Enfin, il y aurait eu un meurtre si j'avais été d'une nature plus violente que je ne l'étais. Au contraire, j'étais généralement incapable de faire du mal à une mouche -sauf si cette mouche s'appelait Grover et qu'il m'énervait à me chatouiller comme un sombre débile- et tout ce que j'avais pu faire jusqu'à maintenant, depuis le moment où l'alcool avait coulé le long de mon cou, ça avait été de pousser un cri suraigu de surprise -qui ne put couvrir cependant pas la chanson qui était crachée par les enceintes.
Je fixais donc la peste qui avait osé s'en prendre à moi, et si les regards avaient pu tuer, elle serait morte sur le champ. Et mes lèvres formèrent distinctement les charmants mots que je me ferais un plaisir de vous transcrire en VO-sans-sous-titres :
You little snivelling bitch. Un compliment, bien entendu. N'allez pas croire que j'étais de ces personnes qui insultaient des parfaits inconnus juste parce qu'ils venaient de leur foutre en l'air leur soirée. Non, pas du tout.
Elle s'appelait Kayslee. Elle n'était pas bien partie pour être mon amie. Mais j'étais adulte, et quand bien même l'envie de lui jeter mon verre -vide- à la figure pour voir si le verre s'incrustait bien dans la peau des petites typées hispaniques, je ne le ferais pas. Se comporter en adulte était particulièrement difficile dans ce genre de situations. Tous mes muscles étaient tendus, et une bonne partie de mes pensées étaient toutes dirigées vers l'assassinat de cette garce.
Au final, si elle ne s'était pas présentée sur ce ton joyeux et qu'elle n'avait pas fait ce qu'elle venait de faire, j'aurais pu prendre ça pour de la maladresse. Mais ça n'était pas le cas. Elle voulait des ennuis. Elle cherchait la querelle, et se complaisait sans doute des raisons pour se crêper le chignon avec quelconque. Aussi, noble et géniale, je n'allais pas céder à sa demande implicite. Et après l'avoir toisée de haut en bas -je la dépassais- je passais ma main dans ma nuque et observai la légère coloration rougeâtre. Du vin, en plus.

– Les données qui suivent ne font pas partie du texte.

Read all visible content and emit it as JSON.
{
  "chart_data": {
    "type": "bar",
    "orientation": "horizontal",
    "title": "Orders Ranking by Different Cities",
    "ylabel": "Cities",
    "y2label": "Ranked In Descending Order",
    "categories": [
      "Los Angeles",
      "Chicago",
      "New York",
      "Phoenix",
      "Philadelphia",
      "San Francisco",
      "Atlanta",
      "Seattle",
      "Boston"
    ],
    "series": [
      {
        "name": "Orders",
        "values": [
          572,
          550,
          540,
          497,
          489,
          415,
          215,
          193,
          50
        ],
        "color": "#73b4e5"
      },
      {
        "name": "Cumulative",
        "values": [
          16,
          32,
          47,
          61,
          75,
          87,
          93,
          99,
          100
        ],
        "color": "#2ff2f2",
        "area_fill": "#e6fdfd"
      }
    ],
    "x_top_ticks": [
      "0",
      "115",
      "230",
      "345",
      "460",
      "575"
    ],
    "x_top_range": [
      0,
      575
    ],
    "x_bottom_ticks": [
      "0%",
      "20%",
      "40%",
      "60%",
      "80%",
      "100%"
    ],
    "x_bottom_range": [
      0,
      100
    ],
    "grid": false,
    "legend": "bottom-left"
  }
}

Si j'avais été aussi sanguine que mon frère, j'aurais sans doute été en train d'étrangler cette peste. Mais je me contentais d'esquisser un sourire moqueur, et je prenais la direction des toilettes, histoire de me rafraîchir et de voir si il n'y avait pas un moyen de nettoyer ma robe. Cependant, sur mon passage, j'empoignais le bras de cette dénommée Kayslee, tout en prenant soin de m'exprimer assez fort :
« Génial, je cherchais quelqu'un pour me nettoyer ma robe ! »
Allez savoir pourquoi, en mon for intérieur, je doutais que ça ne soit la meilleure idée que j'aie eu de toute la soirée… Mais quand nous arrivâmes aux toilettes de femmes, elles étaient vides, comme si elles avaient attendu notre arrivée. Une fois la porte fermée, je reprenais :
« Je peux savoir ce qui t'as pris ? »
Non, non. Pas de "vous", pas de respect. Pas avec ce genre de garce.